For quick evaluation of your agent on different scenarios, you can use the command-line interface:

```bash
cd src
python3 evaluate_submission.py agents/agent_naive.py --initial_windfield training_1 --seeds 1 --num-seeds 100 --verbose
```

### Command Options

- `agents/agent_naive.py`: Path to your agent implementation file
- `--initial_windfield NAME`: Specific initial windfield to evaluate on (e.g., `training_1`, `training_2`, `training_3`)
- `--seeds N`: Starting seed number (default: 1)
- `--num-seeds N`: Number of consecutive seeds to evaluate on (default: 1)
- `--output FILE`: Save results to a JSON file (e.g., `--output results.json`)
- `--verbose`: Show detailed evaluation results (default: simplified output)

### Evaluating on Multiple Initial Windfields

To evaluate on all training initial windfields:

```bash
cd src
python3 evaluate_submission.py agents/agent_naive.py --seeds 1 --num-seeds 100
```

This will run your agent on all available training windfields and compute the average performance.

### Sample Output (Simplified)

```bash
Validating agent: agents/agent_naive.py
✅ Successfully loaded agent: NaiveAgent
Evaluating on 3 scenarios with 100 seeds each
SCENARIO | SUCCESS RATE | MEAN REWARD | MEAN STEPS
training_1 | Success: 98.00% | Reward: 61.43 ± 3.85 | Steps: 49.2 ± 6.2
training_2 | Success: 94.00% | Reward: 58.21 ± 4.12 | Steps: 53.8 ± 7.5
training_3 | Success: 96.00% | Reward: 59.87 ± 3.96 | Steps: 51.4 ± 6.8
======================================================================
OVERALL | 96.00% ± 2.00% | 59.84 ± 3.98 | 51.5 ± 6.8
======================================================================
```


For more detailed output, add the `--verbose` flag to see seed-by-seed results.

## Conclusion

This notebook provides a standardized way to evaluate agents for the Sailing Challenge.
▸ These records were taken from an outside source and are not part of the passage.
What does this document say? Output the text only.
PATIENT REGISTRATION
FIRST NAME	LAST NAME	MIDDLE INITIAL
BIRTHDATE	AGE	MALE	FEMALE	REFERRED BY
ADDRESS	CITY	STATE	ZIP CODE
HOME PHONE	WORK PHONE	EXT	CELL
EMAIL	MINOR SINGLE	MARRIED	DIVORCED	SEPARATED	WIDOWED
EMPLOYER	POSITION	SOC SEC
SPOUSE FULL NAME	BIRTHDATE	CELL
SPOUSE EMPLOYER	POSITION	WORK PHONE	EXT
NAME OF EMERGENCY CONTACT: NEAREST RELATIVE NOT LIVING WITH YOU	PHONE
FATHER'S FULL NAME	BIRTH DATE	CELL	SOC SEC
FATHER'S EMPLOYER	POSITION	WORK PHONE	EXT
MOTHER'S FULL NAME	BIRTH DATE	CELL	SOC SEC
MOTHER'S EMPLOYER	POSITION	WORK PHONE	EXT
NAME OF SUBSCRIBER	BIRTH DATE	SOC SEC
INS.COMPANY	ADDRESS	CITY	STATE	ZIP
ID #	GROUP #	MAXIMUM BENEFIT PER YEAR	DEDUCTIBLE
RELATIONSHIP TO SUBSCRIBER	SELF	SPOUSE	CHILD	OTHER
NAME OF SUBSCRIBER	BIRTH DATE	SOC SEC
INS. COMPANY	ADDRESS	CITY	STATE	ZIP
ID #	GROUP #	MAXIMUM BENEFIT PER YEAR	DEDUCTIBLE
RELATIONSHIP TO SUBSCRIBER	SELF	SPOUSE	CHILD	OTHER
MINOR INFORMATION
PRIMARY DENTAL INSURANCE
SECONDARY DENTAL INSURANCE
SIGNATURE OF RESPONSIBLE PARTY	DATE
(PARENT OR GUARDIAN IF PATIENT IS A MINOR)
You've now:

1. Validated your agent's implementation to ensure it meets the interface requirements
2. Evaluated your agent on one or more initial windfields to measure its performance
3. Viewed a summary of your agent's results across multiple initial windfields
4. Optionally visualized your agent's behavior in a specific initial windfields

### Next Steps

- **Fine-tune your agent**: Use the performance metrics to identify areas for improvement
- **Test across all initial windfields**: Ensure your agent can handle different wind patterns
- **Optimize for efficiency**: Aim to reach the goal in fewer steps
- **Consider advanced strategies**: Experiment with algorithms that better account for wind physics

Remember that your final agent will be evaluated on both the training initial windfields and hidden test initial windfields, so your agent should be robust and adaptable.

Good luck with your agent submission!